May has been a trying month for me, for multiple reasons. The week of May 22nd to 26th was especially hard with multiple deadlines that I hit only at the last minute, a too-full social calendar, a bad week of sleep, and the tail end of an illness. In the midst of feeling overwhelmed, I decided I wanted to try my hand at creative nonfiction.
I love the work of Roxanne Gay, and Bad Feminists is one of my favourite books. I’ve always thought memoir would be an interesting genre to write since I do immensely enjoy the occasional memoirs I read. I need to read more memoirs, for the record. In any case, when I think of writing one, these issues come to mind: I’m too young to write a memoir and I do not lead an interesting existence. I really don’t.
However, my mental health issues have reared their heads mightily this year. Just over a month ago I realized I was in a tailspin. Thankfully, I’m on the upswing, but I know I’m still at the delicate stage and I need to be really cognisant of my emotional state and how I’m processing.

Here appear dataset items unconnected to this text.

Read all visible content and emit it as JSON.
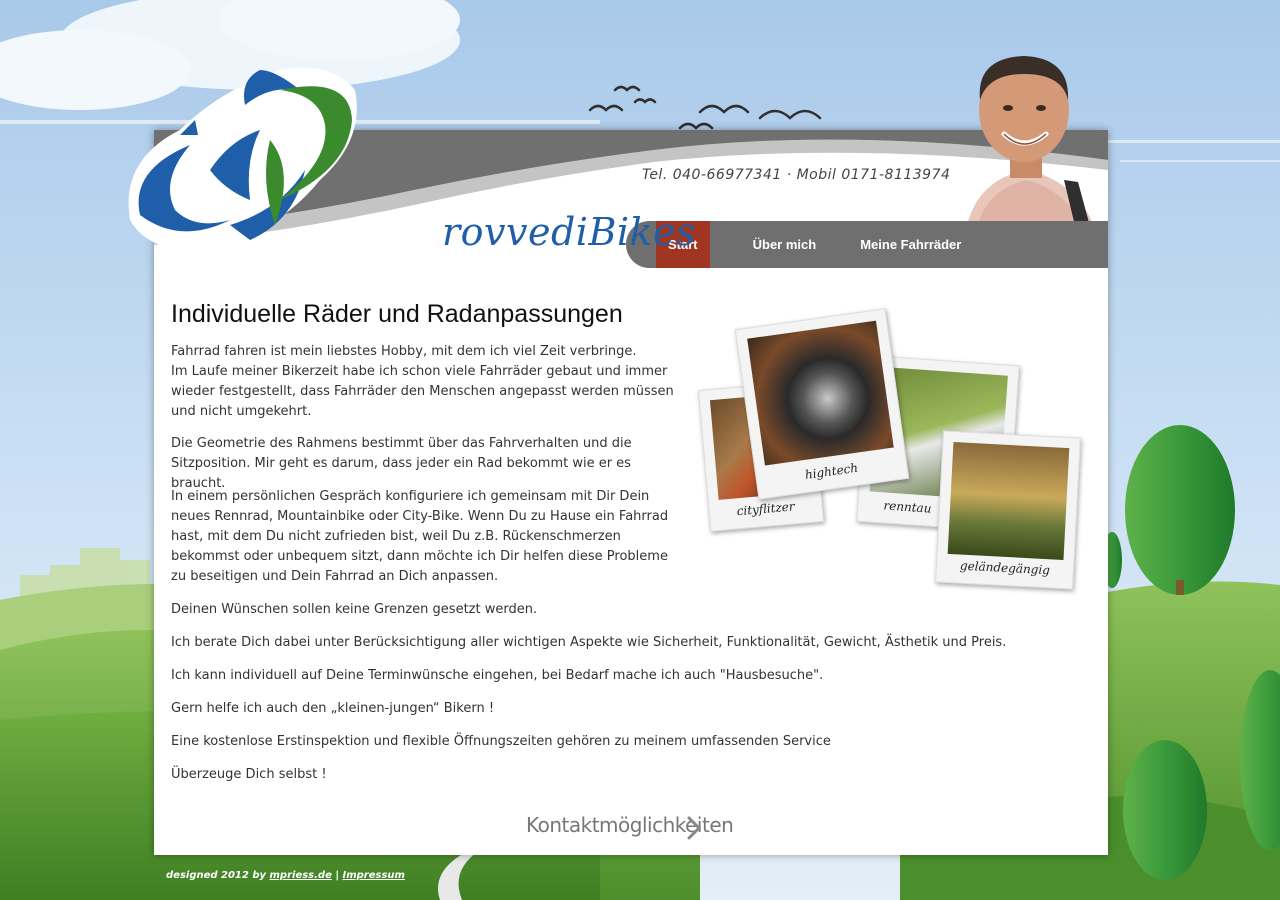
{
  "brand": {
    "logo_text": "rovvediBikes"
  },
  "header": {
    "phone": "Tel. 040-66977341 · Mobil 0171-8113974"
  },
  "nav": {
    "items": [
      {
        "label": "Start"
      },
      {
        "label": "Über mich"
      },
      {
        "label": "Meine Fahrräder"
      }
    ]
  },
  "main": {
    "title": "Individuelle Räder und Radanpassungen",
    "paragraphs": [
      "Fahrrad fahren ist mein liebstes Hobby, mit dem ich viel Zeit verbringe.",
      "Im Laufe meiner Bikerzeit habe ich schon viele Fahrräder gebaut und immer wieder festgestellt, dass Fahrräder den Menschen angepasst werden müssen und nicht umgekehrt.",
      "Die Geometrie des Rahmens bestimmt über das Fahrverhalten und die Sitzposition. Mir geht es darum, dass jeder ein Rad bekommt wie er es braucht.",
      "In einem persönlichen Gespräch konfiguriere ich gemeinsam mit Dir Dein neues Rennrad, Mountainbike oder City-Bike. Wenn Du zu Hause ein Fahrrad hast, mit dem Du nicht zufrieden bist, weil Du z.B. Rückenschmerzen bekommst oder unbequem sitzt, dann möchte ich Dir helfen diese Probleme zu beseitigen und Dein Fahrrad an Dich anpassen.",
      "Deinen Wünschen sollen keine Grenzen gesetzt werden.",
      "Ich berate Dich dabei unter Berücksichtigung aller wichtigen Aspekte wie Sicherheit, Funktionalität, Gewicht, Ästhetik und Preis.",
      "Ich kann individuell auf Deine Terminwünsche eingehen, bei Bedarf mache ich auch \"Hausbesuche\".",
      "Gern helfe ich auch den „kleinen-jungen“ Bikern !",
      "Eine kostenlose Erstinspektion und flexible Öffnungszeiten gehören zu meinem umfassenden Service",
      "Überzeuge Dich selbst !"
    ],
    "contact_link": "Kontaktmöglichkeiten"
  },
  "gallery": {
    "captions": [
      "cityflitzer",
      "hightech",
      "renntau",
      "geländegängig"
    ]
  },
  "footer": {
    "prefix": "designed 2012 by",
    "designer_link": "mpriess.de",
    "separator": "|",
    "impressum_link": "Impressum"
  },
  "colors": {
    "accent": "#a03621",
    "nav_bg": "#6f6f6f",
    "logo_blue": "#1f5ea8",
    "logo_green": "#3c8a2e",
    "grass": "#5aa03a",
    "sky": "#b7d3ee"
  }
}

For the sake of catharsis and trying to figure out the roots of my bigger issues, I thought writing a collection of personal essays wouldn’t be a bad idea. I started the project…and it’s going to be a much more difficult endeavor than I ever imagined. I joke to friends and colleagues that compared to people who share a lot, I’m not merely a closed book, I’m glued shut. Unsticking myself is excruciating.
Sharing any aspects of myself is difficult for me. I do not like attention on myself. I do not like being opened to scrutiny. I do not like feeling like I am being judged. All of this stems my anxiety. And the best way I know how to deal with those issues is to face them head on.
Another part of the problem is that as a writer I do not know a great deal about writing creative non-fiction. I know enough that a lot of fiction writing elements crossover, but I also know every genre has its own nuances.
I don’t have enough on my plate right now, so I’m starting a massive undertaking. But I’m also excited to learn something new and share what I learn here.